Chang, Lawrence. “The Universal Sports Database”, Boston College, 2008. http://hdl.handle.net/2345/538.
Abstract
With vast amounts of data in the world, organization becomes a challenge. The success of data driven web services (IMDb, YouTube, Google Maps, Wikipedia, et cetera) all hinge on their ability to present information in an intuitive manner with user friendly interfaces. One area that fails to have such a service is sports statistics. With the ubiquitous appeal of sports, having a solution to this problem can be universally beneficial.
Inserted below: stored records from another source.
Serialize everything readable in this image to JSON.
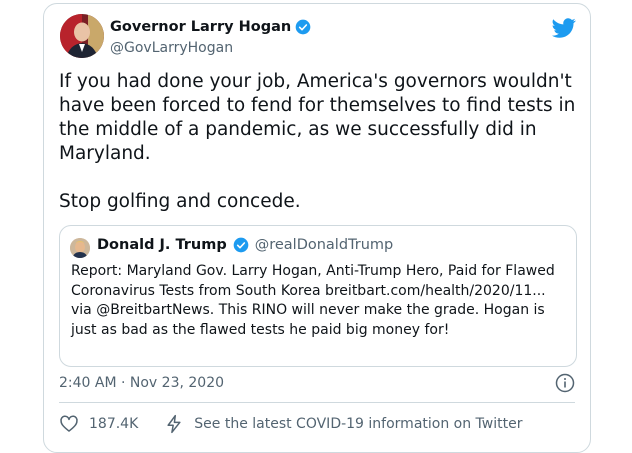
{
  "tweet": {
    "author": {
      "name": "Governor Larry Hogan",
      "handle": "@GovLarryHogan"
    },
    "paragraphs": [
      "If you had done your job, America's governors wouldn't have been forced to fend for themselves to find tests in the middle of a pandemic, as we successfully did in Maryland.",
      "Stop golfing and concede."
    ],
    "quoted": {
      "name": "Donald J. Trump",
      "handle": "@realDonaldTrump",
      "text": "Report: Maryland Gov. Larry Hogan, Anti-Trump Hero, Paid for Flawed Coronavirus Tests from South Korea breitbart.com/health/2020/11... via @BreitbartNews. This RINO will never make the grade. Hogan is just as bad as the flawed tests he paid big money for!"
    },
    "timestamp": "2:40 AM · Nov 23, 2020",
    "likes": "187.4K",
    "covid_link": "See the latest COVID-19 information on Twitter"
  },
  "icons": {
    "brand": "twitter-bird-icon",
    "verified": "verified-badge-icon",
    "info": "info-icon",
    "like": "heart-icon",
    "covid": "lightning-icon"
  },
  "colors": {
    "accent": "#1d9bf0",
    "text": "#0f1419",
    "secondary": "#536471",
    "border": "#cfd9de"
  }
}
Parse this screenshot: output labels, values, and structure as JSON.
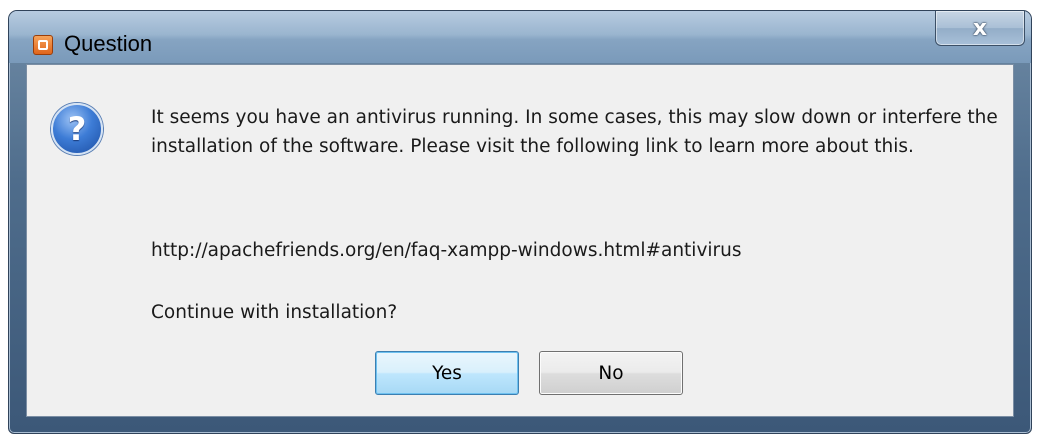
{
  "window": {
    "title": "Question",
    "close_glyph": "x",
    "app_icon": "xampp-app-icon"
  },
  "dialog": {
    "icon": "question-icon",
    "message": "It seems you have an antivirus running. In some cases, this may slow down or interfere the installation of the software. Please visit the following link to learn more about this.",
    "link": "http://apachefriends.org/en/faq-xampp-windows.html#antivirus",
    "prompt": "Continue with installation?",
    "question_glyph": "?"
  },
  "buttons": {
    "yes": "Yes",
    "no": "No"
  },
  "colors": {
    "default_button_border": "#3c7fb1",
    "client_background": "#f0f0f0",
    "app_icon": "#e0651c",
    "question_icon": "#3d7cd6"
  }
}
Many sites exist that have statistics of different sports, but there are limitations to all of them. Since there is very little continuity among all sports, statistics are represented disparately.There are several problems with this approach. Any time there needs to be a change to the informational structure, the entire database and interface need to change. In addition, there can never be a single interface if there are different schemas for different sports, leading to a user unfriendly interface.My system uses a unique schema that is capable of representing statistics from any sport, no matter how unique. Adding new statistics to a sport to reflect rule changes or adding a new sport altogether are seamless. In addition, the web interface is structured by Rails, which changes automatically with the schema.Challenges included developing a universal sports schema and testing it sufficiently enough to prove its generality. Finding and extracting the data to populate the database also presented difficulties.